А что оставалось делать? Впустить ее внутрь? Демонстрировать у всех на глазах свою личную жизнь? Да с кем? — с той самой женщиной, которая — теперь ты осознал это вполне — была приставлена к тебе по указке Граубе? Еще тогда, при гостях, она провоцировала тебя на любовь, и ты чуть было не… Бежать! Бежать пока не поздно! Пока она не вернулась, не ворвалась к тебе насильно под маркой бывшей невесты, которая считает своим долгом следовать за тобою повсюду — только потому, что ты имел несчастье однажды ее ущипнуть на какие-нибудь три сантиметра выше общего уровня…
Ты выглянул в окошко, таясь за косяком и не зажигая огня. Путь был отрезан. Внизу дежурила Лида. Она не собиралась тебя покидать и расхаживала перед домом, как часовой.
Твои ноги в нагретых ботинках распухли и болели. Ныла рука, поврежденная мерзавцем Граубе при помощи надбровной дуги.

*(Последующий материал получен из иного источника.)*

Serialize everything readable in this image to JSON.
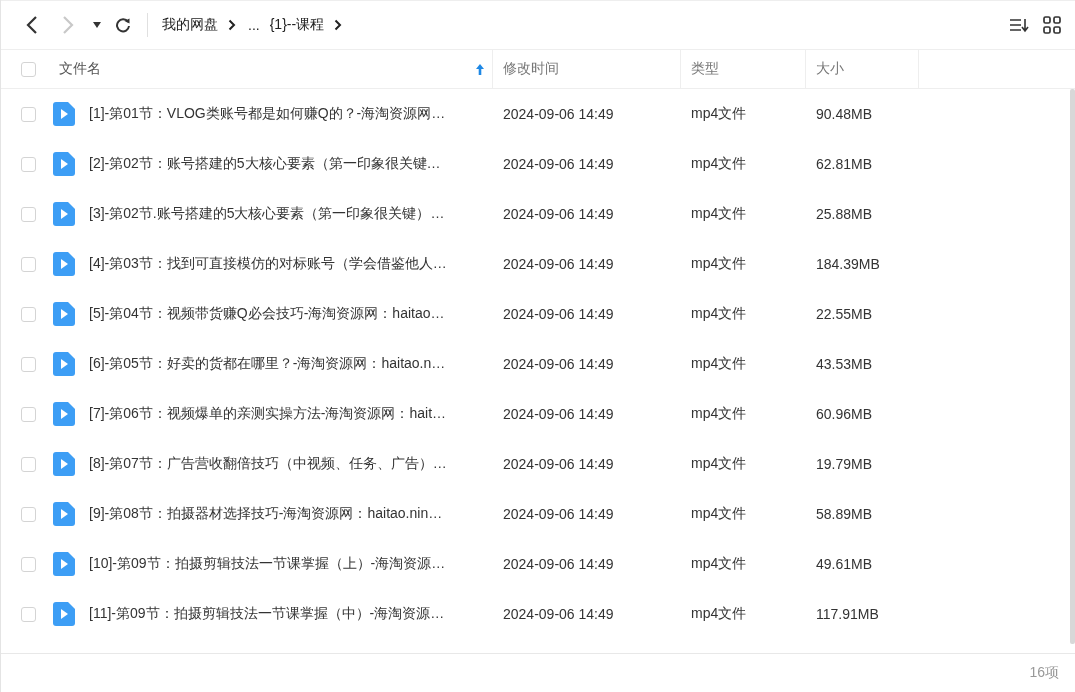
{
  "toolbar": {
    "back_disabled": false,
    "forward_disabled": true,
    "breadcrumbs": [
      "我的网盘",
      "...",
      "{1}--课程"
    ]
  },
  "table": {
    "all_checked": false,
    "columns": [
      {
        "label": "文件名",
        "sorted": true
      },
      {
        "label": "修改时间",
        "sorted": false
      },
      {
        "label": "类型",
        "sorted": false
      },
      {
        "label": "大小",
        "sorted": false
      }
    ],
    "rows": [
      {
        "name": "[1]-第01节：VLOG类账号都是如何赚Q的？-海淘资源网…",
        "modified": "2024-09-06 14:49",
        "type": "mp4文件",
        "size": "90.48MB",
        "checked": false
      },
      {
        "name": "[2]-第02节：账号搭建的5大核心要素（第一印象很关键…",
        "modified": "2024-09-06 14:49",
        "type": "mp4文件",
        "size": "62.81MB",
        "checked": false
      },
      {
        "name": "[3]-第02节.账号搭建的5大核心要素（第一印象很关键）…",
        "modified": "2024-09-06 14:49",
        "type": "mp4文件",
        "size": "25.88MB",
        "checked": false
      },
      {
        "name": "[4]-第03节：找到可直接模仿的对标账号（学会借鉴他人…",
        "modified": "2024-09-06 14:49",
        "type": "mp4文件",
        "size": "184.39MB",
        "checked": false
      },
      {
        "name": "[5]-第04节：视频带货赚Q必会技巧-海淘资源网：haitao…",
        "modified": "2024-09-06 14:49",
        "type": "mp4文件",
        "size": "22.55MB",
        "checked": false
      },
      {
        "name": "[6]-第05节：好卖的货都在哪里？-海淘资源网：haitao.n…",
        "modified": "2024-09-06 14:49",
        "type": "mp4文件",
        "size": "43.53MB",
        "checked": false
      },
      {
        "name": "[7]-第06节：视频爆单的亲测实操方法-海淘资源网：hait…",
        "modified": "2024-09-06 14:49",
        "type": "mp4文件",
        "size": "60.96MB",
        "checked": false
      },
      {
        "name": "[8]-第07节：广告营收翻倍技巧（中视频、任务、广告）…",
        "modified": "2024-09-06 14:49",
        "type": "mp4文件",
        "size": "19.79MB",
        "checked": false
      },
      {
        "name": "[9]-第08节：拍摄器材选择技巧-海淘资源网：haitao.nin…",
        "modified": "2024-09-06 14:49",
        "type": "mp4文件",
        "size": "58.89MB",
        "checked": false
      },
      {
        "name": "[10]-第09节：拍摄剪辑技法一节课掌握（上）-海淘资源…",
        "modified": "2024-09-06 14:49",
        "type": "mp4文件",
        "size": "49.61MB",
        "checked": false
      },
      {
        "name": "[11]-第09节：拍摄剪辑技法一节课掌握（中）-海淘资源…",
        "modified": "2024-09-06 14:49",
        "type": "mp4文件",
        "size": "117.91MB",
        "checked": false
      }
    ]
  },
  "status_bar": {
    "count": "16项"
  }
}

Но хуже всего было не оставлявшее тебя ощущение — едкое, щекотливое чувство собственной кожи. Ты непрестанно морщился, мотал головою и растирал ожесточенно ладонями лоб и щеки.
…Это тяжелое зрелище мозолило мне глаза. Они тоже изрядно болели. Казалось, у меня между век вставлены спички-распорки и оба глазных яблока расцарапаны до крови.
Чтобы дать себе роздых, а также по возможности облегчить его страдания, вызванные моей наблюдательностью, я старался глядеть в другую сторону и честно избирал для прогулок самые отдаленные улицы — Марьину рощу, Большую Оленью, что в районе Сокольников. Но это не помогало. Куда бы я ни двигался — пешком или на троллейбусе, — передо мной маячили злые глаза и веснушчатые рыжеволосые пальцы…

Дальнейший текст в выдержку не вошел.